A Customer Health Score That Actually Predicts Churn
Customer health scores are the most over engineered, under useful artifact in most B2B SaaS companies. The dashboard is green, the renewal forecast is confident, and three weeks before the renewal date the customer churns. The post mortem always finds that the warning signs were visible, sometimes for months. The problem was not data availability. It was that the health score was measuring the wrong things, weighted in the wrong proportions, and reviewed on the wrong cadence.
TL;DR: what a predictive health score looks like
A health score that actually predicts churn is a weighted composite of three input families: usage depth, relationship signal, and commercial signal. It is recalculated weekly, reviewed in a 30 minute meeting, and tied to specific intervention playbooks. If any of those three properties are missing, the score is decoration.

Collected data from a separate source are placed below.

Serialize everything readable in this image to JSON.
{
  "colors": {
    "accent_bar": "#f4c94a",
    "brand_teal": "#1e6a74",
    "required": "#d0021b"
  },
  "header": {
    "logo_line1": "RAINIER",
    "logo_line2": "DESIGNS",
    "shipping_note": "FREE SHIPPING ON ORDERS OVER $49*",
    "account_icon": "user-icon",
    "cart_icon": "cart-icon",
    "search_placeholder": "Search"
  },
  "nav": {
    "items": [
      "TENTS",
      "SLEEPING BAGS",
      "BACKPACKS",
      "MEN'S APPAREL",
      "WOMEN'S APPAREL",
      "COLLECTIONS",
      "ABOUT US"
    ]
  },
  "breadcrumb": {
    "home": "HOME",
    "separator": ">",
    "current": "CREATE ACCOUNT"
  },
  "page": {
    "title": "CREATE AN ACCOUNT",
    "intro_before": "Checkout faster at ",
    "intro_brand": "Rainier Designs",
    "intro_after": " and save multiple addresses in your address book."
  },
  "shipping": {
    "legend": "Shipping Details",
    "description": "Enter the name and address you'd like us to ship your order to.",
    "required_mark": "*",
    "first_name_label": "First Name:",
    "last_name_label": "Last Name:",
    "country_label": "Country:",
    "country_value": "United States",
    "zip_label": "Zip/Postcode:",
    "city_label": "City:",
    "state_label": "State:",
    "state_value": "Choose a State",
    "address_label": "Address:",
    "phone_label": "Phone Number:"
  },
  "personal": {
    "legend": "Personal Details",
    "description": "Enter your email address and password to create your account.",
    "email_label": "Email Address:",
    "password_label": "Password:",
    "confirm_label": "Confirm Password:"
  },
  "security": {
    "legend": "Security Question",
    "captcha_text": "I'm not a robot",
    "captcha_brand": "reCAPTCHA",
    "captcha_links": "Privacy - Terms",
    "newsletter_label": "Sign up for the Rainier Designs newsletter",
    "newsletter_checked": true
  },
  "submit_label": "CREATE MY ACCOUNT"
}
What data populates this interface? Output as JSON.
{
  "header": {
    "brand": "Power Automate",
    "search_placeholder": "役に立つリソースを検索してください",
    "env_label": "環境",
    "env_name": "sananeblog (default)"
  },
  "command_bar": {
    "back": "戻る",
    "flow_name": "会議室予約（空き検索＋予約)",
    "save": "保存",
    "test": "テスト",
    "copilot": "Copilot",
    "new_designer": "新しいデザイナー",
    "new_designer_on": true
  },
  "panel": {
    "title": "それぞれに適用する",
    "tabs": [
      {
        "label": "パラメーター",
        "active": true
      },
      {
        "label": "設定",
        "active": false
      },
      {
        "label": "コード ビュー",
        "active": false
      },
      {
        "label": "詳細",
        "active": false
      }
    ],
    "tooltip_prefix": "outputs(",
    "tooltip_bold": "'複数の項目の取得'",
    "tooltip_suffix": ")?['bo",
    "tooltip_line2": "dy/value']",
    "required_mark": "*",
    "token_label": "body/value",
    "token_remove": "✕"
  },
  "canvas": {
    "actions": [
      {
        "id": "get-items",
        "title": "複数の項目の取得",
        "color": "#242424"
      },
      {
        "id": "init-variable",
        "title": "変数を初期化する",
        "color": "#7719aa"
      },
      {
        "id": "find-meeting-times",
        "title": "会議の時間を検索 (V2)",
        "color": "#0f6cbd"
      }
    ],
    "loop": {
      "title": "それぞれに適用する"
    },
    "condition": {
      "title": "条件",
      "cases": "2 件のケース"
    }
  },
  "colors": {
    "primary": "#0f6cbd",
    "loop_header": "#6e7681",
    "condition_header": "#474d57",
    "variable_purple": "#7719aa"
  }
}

Why most health scores fail
Most health scores fail because they weight what is easy to measure, not what predicts the outcome. Logins are easy to track, so logins get heavy weight. NPS surveys are easy to ship, so NPS gets heavy weight. Neither one predicts churn at the timeframe you can actually intervene. A customer logging in every day can still churn if the economic buyer changed and the new buyer is shopping replacements. A customer with a 9 NPS can still churn if their procurement team is consolidating vendors.
Predictive health scores weight the signals that lead the outcome by 60 to 90 days, not the signals that confirm it after the fact.
The three input families that actually predict churn
Usage depth, not usage breadth
Logins, seats provisioned, and feature touches are breadth metrics. Depth metrics measure whether the customer is achieving the outcome they bought the product for. For most B2B SaaS, two or three workflows account for 80% of the value. Usage depth measures the trend of those specific workflows, weighted by the seat type that performs them. A customer running the core workflow 40% less than they were six weeks ago is a high churn risk regardless of total login count.
Relationship signal
The relationship signal captures the strength of the human connection to the account. It is harder to instrument than usage but more leading. Useful inputs: executive sponsor change in the last 90 days, drop in CSM meeting frequency or attendance, ticket sentiment trend, and time since last strategic review. A change in executive sponsor is the single most predictive event in most B2B churn data. Wire it in as a flag, not a slow moving score.
Commercial signal
Commercial signals are the inputs that change the economic calculus of the renewal. Recent layoffs at the customer, public budget cuts in their function, a shift in their ownership structure, or contraction in their own revenue. None of these are inside your product, which is why most health scores ignore them. They predict the largest churn events more reliably than any internal signal.
The weighting that survives reality
A useful starting weight set for most B2B SaaS:
- Usage depth: 40 to 50%
- Relationship signal: 25 to 35%
- Commercial signal: 15 to 25%
- Reserve 5 to 10% for product specific leading indicators unique to your workflow (integration health, data freshness, admin engagement).
Calibrate the weights against the last 12 months of churn events. Pull every churned account, score them weekly going back 120 days, and find the weighting that best separates churn from retention at the 60 day mark. The exercise usually cuts the number of inputs in the current scorecard by half.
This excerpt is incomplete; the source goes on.